The Intervalgram: An Audio Feature for Large-scale Melody Recognition
Tom Walters (Google)
The ‘intervalgram’ is a summary of the local pattern of musical intervals in a segment of music. It is based on a chroma representation derived from the temporal proﬁle of the stabilized auditory image and is made locally pitch invariant by means of a ‘soft’ pitch transposition to a local reference. Sets of intervalgrams are used as the basis of a system for detection of identical melodies across a database of music. Using a dynamic-programming approach for comparisons between a reference and the song database, we evaluated performance on the ‘covers80’ dataset. A ﬁrst test of an intervalgram-based system on this dataset yields a precision at top-1 of 53.8%, with an ROC curve that shows very high precision up to moderate recall, suggesting that the intervalgram is adept at identifying the easier-to-match cover songs in the dataset with high robustness.
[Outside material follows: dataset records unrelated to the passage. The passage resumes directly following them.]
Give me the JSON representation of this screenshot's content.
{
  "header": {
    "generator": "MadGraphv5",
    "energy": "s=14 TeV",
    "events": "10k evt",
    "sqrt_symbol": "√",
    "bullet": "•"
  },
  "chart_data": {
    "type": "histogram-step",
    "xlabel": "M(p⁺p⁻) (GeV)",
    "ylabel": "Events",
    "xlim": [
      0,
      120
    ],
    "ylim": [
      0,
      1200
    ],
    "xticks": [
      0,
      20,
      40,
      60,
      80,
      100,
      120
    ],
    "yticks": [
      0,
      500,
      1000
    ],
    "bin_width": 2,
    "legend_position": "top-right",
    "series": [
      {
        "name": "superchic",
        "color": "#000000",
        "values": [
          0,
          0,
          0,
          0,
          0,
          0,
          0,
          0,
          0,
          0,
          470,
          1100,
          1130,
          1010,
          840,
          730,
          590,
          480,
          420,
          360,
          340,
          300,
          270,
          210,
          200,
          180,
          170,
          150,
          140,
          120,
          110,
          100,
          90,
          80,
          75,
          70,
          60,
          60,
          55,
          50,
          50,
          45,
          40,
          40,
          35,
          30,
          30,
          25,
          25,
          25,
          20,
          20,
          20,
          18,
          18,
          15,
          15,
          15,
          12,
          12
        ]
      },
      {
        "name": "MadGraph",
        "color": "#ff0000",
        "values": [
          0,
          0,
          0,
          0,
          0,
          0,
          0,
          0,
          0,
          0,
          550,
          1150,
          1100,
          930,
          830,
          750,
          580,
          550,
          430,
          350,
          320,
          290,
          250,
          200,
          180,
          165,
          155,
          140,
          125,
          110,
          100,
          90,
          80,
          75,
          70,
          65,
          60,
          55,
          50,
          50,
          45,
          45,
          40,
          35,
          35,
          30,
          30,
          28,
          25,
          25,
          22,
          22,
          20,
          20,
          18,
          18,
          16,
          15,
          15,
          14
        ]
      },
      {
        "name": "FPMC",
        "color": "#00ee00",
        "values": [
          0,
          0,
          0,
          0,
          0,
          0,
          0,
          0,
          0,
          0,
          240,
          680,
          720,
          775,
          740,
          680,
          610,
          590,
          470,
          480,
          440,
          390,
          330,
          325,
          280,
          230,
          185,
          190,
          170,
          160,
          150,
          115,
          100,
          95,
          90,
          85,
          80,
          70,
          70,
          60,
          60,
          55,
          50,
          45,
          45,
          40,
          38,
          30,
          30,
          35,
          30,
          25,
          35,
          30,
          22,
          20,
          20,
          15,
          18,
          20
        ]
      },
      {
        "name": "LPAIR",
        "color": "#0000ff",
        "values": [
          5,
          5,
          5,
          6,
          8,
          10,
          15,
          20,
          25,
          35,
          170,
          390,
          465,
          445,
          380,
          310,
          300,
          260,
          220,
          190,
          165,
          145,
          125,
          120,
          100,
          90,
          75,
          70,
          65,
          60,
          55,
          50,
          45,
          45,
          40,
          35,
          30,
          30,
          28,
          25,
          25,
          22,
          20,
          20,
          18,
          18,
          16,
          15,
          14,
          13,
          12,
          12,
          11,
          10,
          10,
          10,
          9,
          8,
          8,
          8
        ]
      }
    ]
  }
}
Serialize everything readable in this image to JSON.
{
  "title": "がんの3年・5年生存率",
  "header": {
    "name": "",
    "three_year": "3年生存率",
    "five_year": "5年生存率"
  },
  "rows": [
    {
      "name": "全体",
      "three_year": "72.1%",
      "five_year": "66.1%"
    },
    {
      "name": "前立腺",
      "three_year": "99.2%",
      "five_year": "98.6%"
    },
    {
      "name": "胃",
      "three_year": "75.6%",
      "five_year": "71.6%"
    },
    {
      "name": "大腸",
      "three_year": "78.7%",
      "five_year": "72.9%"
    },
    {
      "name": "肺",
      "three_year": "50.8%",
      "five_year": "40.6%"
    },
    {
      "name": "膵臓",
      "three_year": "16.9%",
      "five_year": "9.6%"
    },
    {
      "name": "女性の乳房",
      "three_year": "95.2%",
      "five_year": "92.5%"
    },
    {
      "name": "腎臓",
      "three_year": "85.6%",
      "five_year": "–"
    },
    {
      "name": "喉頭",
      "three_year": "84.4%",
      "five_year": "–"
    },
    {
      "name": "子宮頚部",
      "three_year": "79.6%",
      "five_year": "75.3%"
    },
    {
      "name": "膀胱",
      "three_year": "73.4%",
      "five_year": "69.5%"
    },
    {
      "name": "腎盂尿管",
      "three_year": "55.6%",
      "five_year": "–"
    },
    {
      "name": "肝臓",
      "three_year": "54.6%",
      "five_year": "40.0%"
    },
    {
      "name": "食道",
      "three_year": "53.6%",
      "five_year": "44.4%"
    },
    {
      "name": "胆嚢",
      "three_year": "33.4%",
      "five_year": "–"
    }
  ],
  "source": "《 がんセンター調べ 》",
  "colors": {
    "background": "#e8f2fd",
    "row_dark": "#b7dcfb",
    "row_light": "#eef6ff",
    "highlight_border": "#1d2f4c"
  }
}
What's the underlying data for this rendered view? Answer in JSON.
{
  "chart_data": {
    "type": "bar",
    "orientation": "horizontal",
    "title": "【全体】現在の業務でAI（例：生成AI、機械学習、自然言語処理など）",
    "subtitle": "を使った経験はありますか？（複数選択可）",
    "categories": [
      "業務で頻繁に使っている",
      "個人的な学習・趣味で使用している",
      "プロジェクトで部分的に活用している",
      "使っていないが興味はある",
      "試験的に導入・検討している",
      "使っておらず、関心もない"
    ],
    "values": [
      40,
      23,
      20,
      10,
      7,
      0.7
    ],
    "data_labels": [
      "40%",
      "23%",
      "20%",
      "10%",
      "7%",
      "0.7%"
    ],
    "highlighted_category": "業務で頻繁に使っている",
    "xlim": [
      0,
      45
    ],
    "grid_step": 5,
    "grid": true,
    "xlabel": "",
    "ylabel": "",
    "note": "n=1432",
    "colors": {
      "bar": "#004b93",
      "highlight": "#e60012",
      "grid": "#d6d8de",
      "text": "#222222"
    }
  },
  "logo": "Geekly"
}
The intervalgram is designed to support locality-sensitive hashing, such that an index lookup from each single intervalgram feature has a moderate probability of retrieving a match, with few false matches. With this indexing approach, a large reference database can be quickly pruned before more detailed matching, as in previous content-identiﬁcation systems.
Tom is a research scientist at Google in Mountain View where he works on applications of machine hearing to large-scale audio analysis problems. Recent applications have included sound effects search, video content analysis and cover song recognition. Prior to Google, Tom was at the University of Cambridge, where he completed a MSci in experimental and theoretical physics and PhD at the Centre for the Neural Basis of Hearing, under the supervision of Roy Patterson. His PhD research was into applications of the Auditory Image Model to various audio analysis tasks including scale-invariant and noise-robust speech recognition.